[dropcap]C[/dropcap]’è da dire che i primi anni, internet, fece preoccupare realmente la classe politica italiana. Quando cominciarono a diffondersi, con velocità impressionante, le prime notizie di inciuci ed inciucetti, di norme per gli interessi di parte, di scandali giudiziari o anche solo moralmente biasimabili, ci furono momenti di tensione tangibile: se le notizie escono e si spandono con una sollecitudine impressionante, e verso così tante persone, è difficile occultare qualsiasi attività, anche quella divenuta oramai ordinaria amministrazione, ad esempio incassare un finanziamento pubblico.

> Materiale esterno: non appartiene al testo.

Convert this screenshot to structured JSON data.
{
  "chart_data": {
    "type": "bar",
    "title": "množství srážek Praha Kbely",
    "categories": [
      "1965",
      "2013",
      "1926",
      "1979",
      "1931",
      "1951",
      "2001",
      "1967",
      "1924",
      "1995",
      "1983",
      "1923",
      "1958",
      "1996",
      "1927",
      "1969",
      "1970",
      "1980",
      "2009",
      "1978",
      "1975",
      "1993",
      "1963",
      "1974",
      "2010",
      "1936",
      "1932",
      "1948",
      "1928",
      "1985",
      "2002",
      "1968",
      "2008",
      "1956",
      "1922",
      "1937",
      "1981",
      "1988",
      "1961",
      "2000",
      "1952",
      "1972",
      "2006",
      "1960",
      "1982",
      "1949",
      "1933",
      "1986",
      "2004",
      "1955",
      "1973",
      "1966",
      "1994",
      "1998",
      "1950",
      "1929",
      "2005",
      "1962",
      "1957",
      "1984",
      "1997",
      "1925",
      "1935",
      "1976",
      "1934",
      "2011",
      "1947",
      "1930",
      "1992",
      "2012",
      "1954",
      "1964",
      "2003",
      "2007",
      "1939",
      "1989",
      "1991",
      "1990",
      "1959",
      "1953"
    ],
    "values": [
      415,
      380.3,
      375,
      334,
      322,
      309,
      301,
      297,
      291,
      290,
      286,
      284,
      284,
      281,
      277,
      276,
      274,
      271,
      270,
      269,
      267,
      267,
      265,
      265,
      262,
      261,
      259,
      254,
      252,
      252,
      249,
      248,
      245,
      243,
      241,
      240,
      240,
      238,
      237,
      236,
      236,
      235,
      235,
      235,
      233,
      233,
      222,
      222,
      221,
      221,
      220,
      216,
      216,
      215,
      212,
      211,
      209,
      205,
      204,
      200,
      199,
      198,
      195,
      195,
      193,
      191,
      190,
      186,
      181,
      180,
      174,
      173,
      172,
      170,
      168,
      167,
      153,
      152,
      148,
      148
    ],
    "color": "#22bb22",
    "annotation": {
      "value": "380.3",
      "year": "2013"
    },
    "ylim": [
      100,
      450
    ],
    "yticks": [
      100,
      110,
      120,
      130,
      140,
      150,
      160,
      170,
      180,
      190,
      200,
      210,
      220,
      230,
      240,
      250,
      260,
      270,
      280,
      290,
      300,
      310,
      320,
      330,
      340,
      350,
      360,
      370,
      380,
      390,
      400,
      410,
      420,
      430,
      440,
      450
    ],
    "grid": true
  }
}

Poi, con l’agilità di Nino Castelnuovo, si è deciso di saltare il fosso. Cosa fai quando il nemico non lo puoi battere? Ti allei? No, te ne fotti. Qui il nemico non è la rete, perlomeno non direttamente, perché la rete è un mezzo, il nemico, di comportamenti perennemente ambigui ed infidi, è la coscienza civile che assopita per decenni si sveglia e decide di non ingoiare più bocconi indigesti.

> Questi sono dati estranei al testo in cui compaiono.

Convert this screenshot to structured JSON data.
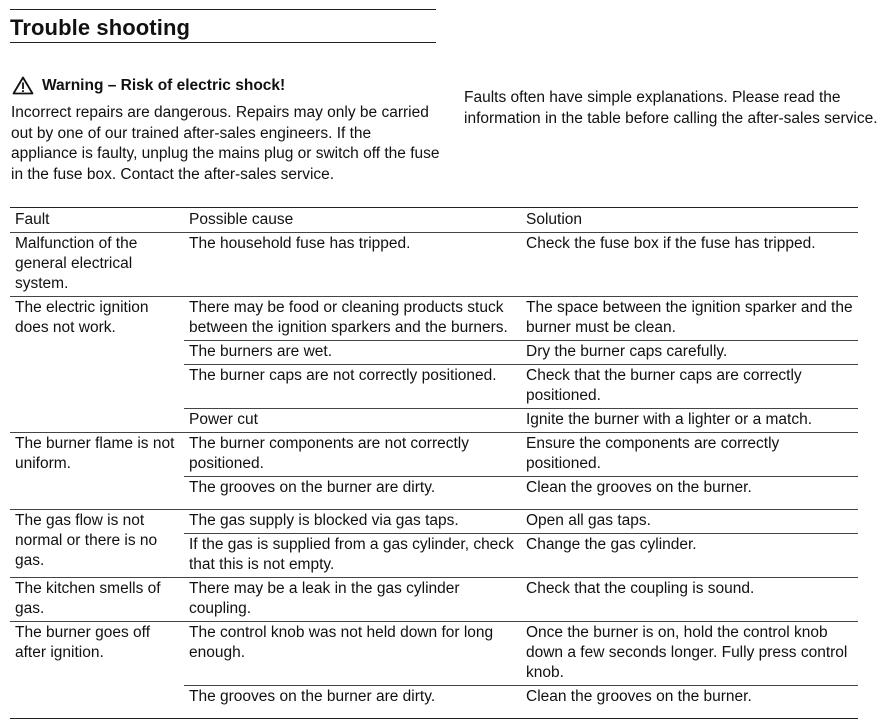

Con il passare del tempo si è potuto notare che i comportamenti illeciti o anche solo immorali, le norme vergogna e i privilegi auto elargiti (senza meriti, anzi), venivano criticati e commentati un po’ ovunque con profondo biasimo, e poi? Basta, nient’altro. Si, certo, ci sono state manifestazioni, raccolte firme, un po’ di insensata e spesso dannosa (perché fine a se stessa) confusione, ma di concreto niente. La concretezza maggiore, che piaccia o no, la si è raggiunta con i quasi duecento grillini mandati in parlamento, i quali hanno smosso un po’ le torbide e placide acque: qualche provvedimento vergognoso in meno, qualche privilegio distribuito a grappolo evitato, niente di rilevante però, purtroppo per noi. Perché, nonostante il controllo fosse diventato ancora più stressante (con questi in parlamento, manco fossero spie), non vuol dire si debba rinunciare interamente alle vecchie abitudini. Ad esempio i vecchi e saporiti rimborsi elettorali? E chi li tocca. Le segretamente adorate, ma pubblicamente odiate, province? Non si sfiorano nemmeno con un petalo di rosa.

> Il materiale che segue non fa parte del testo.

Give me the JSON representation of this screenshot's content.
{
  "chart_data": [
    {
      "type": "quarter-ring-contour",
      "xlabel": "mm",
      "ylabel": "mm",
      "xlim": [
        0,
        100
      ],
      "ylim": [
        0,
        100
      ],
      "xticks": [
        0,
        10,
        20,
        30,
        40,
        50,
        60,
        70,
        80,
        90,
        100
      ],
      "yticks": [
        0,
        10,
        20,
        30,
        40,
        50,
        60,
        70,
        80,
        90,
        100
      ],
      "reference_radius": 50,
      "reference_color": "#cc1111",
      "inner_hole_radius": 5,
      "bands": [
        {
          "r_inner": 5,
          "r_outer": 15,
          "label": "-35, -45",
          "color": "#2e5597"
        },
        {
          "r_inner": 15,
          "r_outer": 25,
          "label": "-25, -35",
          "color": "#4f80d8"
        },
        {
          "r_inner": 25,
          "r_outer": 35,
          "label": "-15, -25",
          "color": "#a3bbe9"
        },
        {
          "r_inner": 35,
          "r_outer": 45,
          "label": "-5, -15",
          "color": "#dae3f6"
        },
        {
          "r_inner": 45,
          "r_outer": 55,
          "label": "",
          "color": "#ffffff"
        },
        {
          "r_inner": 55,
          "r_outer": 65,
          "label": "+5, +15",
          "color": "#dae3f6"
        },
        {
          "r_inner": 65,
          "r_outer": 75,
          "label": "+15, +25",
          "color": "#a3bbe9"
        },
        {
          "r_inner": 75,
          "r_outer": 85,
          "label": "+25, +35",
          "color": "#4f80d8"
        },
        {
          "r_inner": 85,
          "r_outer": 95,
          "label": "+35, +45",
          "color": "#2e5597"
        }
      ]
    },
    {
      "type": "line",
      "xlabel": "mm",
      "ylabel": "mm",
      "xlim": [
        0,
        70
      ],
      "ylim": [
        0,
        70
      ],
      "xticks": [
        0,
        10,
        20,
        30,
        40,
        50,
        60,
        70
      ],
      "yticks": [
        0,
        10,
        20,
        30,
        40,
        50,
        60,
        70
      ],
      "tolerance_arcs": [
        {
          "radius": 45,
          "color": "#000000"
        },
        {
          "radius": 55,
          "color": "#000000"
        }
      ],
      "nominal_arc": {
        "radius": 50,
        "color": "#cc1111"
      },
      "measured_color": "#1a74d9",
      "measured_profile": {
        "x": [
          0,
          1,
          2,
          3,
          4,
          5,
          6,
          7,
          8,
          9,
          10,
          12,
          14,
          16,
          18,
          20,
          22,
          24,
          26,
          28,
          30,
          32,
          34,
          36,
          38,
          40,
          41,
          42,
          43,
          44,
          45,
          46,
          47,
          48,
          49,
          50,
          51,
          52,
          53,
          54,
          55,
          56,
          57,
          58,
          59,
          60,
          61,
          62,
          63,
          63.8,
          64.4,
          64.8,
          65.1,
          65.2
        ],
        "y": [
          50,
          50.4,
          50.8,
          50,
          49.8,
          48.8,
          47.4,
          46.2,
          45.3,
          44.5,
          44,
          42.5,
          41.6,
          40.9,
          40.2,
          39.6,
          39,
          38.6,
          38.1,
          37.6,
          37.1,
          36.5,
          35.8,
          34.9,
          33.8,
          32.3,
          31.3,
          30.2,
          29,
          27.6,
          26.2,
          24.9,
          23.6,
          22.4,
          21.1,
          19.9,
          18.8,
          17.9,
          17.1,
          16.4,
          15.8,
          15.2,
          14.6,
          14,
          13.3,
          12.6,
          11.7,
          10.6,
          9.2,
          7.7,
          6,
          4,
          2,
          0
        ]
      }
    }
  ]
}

Ieri alla camera, Di Battista dei Cinque Stelle, ha utilizzato un’espressione perfetta per definire il PD: “Moralmente zoppicante”. Il campo di battaglia, questa volta, è la conversione del decreto legge sul femminicidio, all’interno del quale, magicamente, è comparso un emendamento salva province.
Quello che ci si chiede ossessivamente è: gli elettori del PD? Perché se è come dice Di Battista, e fino ad ora è arduo dargli torto, ed il PD continui a mostrarsi moralmente zoppicante e diversamente onesto, allora più passa il tempo e più la situazione si complica. Perché ci sono eccome le persone (sempre meno) che ancora ricordano le intenzioni di chi realmente voleva un partito progressista: Casson, che cerca di rimediare alle troppe uscite dei suoi colleghi di partito che paiono come “diversamente berlusconiani” (anche normalmente berlusconiani), Giachetti, che si batte donchisciottianamente contro il porcellum che praticamente nessuno vuole cambiare eccetto i parlamentari che gli hanno votato la mozione, i quali, purtroppo per lui, non sono del suo partito. Qualcuno c’è, ma è sempre più concreto il dubbio che forse siano davvero delle “foglie di fico”, e che la vera anima di quel partito sia oramai profondamente corrotta. Ci vanno bene le province, ci va bene il Porcellum, ci vanno bene i rimborsi e anche gli stipendi non tagliati, ci va bene eliminare l’Imu sulla prima casa anche se di lusso e non poter riportare l’IVA al 21%. Al PD che sta in parlamento va bene tutto questo, ma a chi li ha votati e li voterà? Perché delle due l’una: o si smette di dire che è un partito di Sinistra (l’abrogazione del reato di immigrazione clandestina è stata proposta dai Cinque Stelle) e si accetta la realtà di un partito amorfo, oppure si vive nel sogno di un partito che non c’è mai stato, perché, come si dice “chi va con lo zoppo…”.